La désillusion s'emparait d'elle chaque jour, chaque heure, chaque minute, chaque seconde. Maintenant un mois que les vétérans suivaient le programme intensif d'Erwin et elle se sentait plus inutile que jamais.

Réussissant à bouger hors du lit, ses doigts effleurèrent son cou. Elle se plaça devant le miroir posé sur le bureau.
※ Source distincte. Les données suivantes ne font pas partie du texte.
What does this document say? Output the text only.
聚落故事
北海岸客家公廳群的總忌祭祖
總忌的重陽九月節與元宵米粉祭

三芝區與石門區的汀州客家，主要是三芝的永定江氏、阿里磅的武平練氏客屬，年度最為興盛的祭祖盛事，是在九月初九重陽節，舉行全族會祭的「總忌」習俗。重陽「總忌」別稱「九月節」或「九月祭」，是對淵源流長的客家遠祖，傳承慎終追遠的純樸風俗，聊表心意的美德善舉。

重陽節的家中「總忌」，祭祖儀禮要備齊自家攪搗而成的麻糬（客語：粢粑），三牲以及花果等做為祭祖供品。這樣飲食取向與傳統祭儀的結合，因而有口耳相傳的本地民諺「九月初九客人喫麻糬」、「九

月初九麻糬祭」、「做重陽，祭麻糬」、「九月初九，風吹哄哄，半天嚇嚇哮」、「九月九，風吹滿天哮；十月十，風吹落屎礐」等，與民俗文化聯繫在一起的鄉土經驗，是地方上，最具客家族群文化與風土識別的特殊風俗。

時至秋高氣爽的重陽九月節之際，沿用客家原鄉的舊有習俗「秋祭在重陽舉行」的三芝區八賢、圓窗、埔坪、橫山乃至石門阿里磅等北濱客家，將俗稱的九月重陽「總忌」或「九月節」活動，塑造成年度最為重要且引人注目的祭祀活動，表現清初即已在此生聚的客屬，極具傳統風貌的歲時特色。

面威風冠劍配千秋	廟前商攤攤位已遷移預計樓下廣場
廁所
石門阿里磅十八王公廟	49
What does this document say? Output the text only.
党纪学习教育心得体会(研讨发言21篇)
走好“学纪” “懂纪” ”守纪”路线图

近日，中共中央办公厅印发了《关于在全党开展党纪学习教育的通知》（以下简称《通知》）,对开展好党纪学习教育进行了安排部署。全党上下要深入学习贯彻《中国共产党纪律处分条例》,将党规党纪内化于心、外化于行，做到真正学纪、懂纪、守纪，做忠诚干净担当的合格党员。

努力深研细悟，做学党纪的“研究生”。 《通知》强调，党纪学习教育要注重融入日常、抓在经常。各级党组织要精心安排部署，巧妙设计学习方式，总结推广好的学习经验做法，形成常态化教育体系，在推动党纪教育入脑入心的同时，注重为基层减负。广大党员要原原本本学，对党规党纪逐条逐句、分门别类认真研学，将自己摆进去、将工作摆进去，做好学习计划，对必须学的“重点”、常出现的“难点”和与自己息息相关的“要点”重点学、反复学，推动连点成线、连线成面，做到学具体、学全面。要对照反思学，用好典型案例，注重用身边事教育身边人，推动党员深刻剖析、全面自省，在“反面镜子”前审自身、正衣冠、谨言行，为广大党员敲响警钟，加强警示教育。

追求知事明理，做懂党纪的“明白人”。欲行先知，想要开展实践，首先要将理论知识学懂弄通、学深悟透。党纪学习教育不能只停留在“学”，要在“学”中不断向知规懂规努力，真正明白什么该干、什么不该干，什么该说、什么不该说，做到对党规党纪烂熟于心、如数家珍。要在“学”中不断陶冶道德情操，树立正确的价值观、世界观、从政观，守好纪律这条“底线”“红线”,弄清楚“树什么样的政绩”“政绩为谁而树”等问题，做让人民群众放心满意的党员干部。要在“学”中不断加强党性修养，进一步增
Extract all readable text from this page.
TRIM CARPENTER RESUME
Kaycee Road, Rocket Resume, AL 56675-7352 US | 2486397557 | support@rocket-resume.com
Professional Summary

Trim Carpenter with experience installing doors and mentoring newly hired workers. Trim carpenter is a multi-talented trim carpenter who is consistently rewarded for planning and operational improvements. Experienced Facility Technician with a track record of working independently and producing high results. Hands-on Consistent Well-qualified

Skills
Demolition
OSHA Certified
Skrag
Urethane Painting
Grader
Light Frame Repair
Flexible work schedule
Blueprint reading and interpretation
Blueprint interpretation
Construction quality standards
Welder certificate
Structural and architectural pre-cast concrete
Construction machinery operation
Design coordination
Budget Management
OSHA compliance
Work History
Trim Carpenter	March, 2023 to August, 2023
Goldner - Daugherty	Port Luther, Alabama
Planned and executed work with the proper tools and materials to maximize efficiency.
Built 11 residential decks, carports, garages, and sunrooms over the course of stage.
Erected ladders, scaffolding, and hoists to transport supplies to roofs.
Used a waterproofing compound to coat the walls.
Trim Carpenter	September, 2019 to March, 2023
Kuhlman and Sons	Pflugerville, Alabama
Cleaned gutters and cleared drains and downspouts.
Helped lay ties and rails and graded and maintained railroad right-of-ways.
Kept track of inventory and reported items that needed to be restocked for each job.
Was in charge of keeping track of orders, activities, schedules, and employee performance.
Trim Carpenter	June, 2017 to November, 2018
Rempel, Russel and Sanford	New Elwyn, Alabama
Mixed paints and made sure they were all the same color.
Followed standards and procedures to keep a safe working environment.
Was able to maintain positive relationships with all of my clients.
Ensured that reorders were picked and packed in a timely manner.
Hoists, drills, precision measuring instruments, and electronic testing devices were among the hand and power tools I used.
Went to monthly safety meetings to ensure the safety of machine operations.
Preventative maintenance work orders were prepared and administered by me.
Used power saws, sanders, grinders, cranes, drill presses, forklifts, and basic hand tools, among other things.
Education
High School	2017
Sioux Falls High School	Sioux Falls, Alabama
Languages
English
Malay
Pas de marque visible, mais Æsma pouvait encore sentir son étreinte. Elle retira son t-shirt - gardant son haut dans la main gauche. Elle demeura longtemps immobile, contemplant l'œuvre de sa mère sur le reste de son corps. Flottante, elle se permit enfin de toucher le prodigieux coup de pinceaux sur son ventre. Une espèce de grosse tâche teintée de violet et de bleue avait été appliqué sur sa peau.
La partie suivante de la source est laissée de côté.